Assets managed by Ashmore, the emerging markets investment house, fell 21 per cent over the year to the end of June to $58.9 billion amid jitters surrounding China's stock market and expectations of a US interest rate hike.
The group suffered a $6 billion asset decline at the hands of investment performance, while net outflows reached $9.5 billion over the year.
Still, pre-tax profits rose 6 per cent year-on-year to £181.3 million ($278.6 million) as net revenues climbed 8 per cent to £283.3 million. This was largely thanks to a stronger dollar against the sterling and higher performance fees, which outweighed lower management fees.

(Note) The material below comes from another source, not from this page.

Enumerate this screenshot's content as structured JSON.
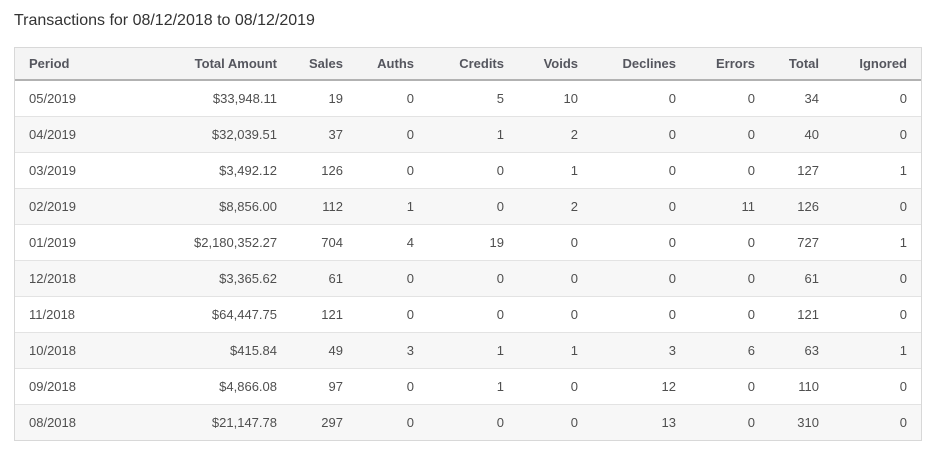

“The past year has been challenging, with continued volatility in global markets. Investment performance improved in absolute and relative terms in the second half of the year, as was expected after the group's investment processes added risk in a period of market weakness,” said Ashmore's chief executive, Mark Coombs.
Coombs said although emerging markets continue to be influenced by global macro factors such as the timing of the first Federal Reserve rate increase and China's steps to rebalance its economy, the fundamentals of the 70-plus emerging markets remain sound. He said these economies were showing “their ability to withstand notable challenges of the past few years such as higher funding costs, lower commodity prices, currency devaluations and major electoral cycles”.
Ashmore's diluted earnings per share jumped from 18.6p to 19.3p and the proposed final dividend of 12.1p represents a 1 per cent increase in the full year dividend to 16.65p. The group also announced the retirement of its non-executive chairman, Michael Benson. He will be succeeded by Peter Gibbs, who joined the board in April.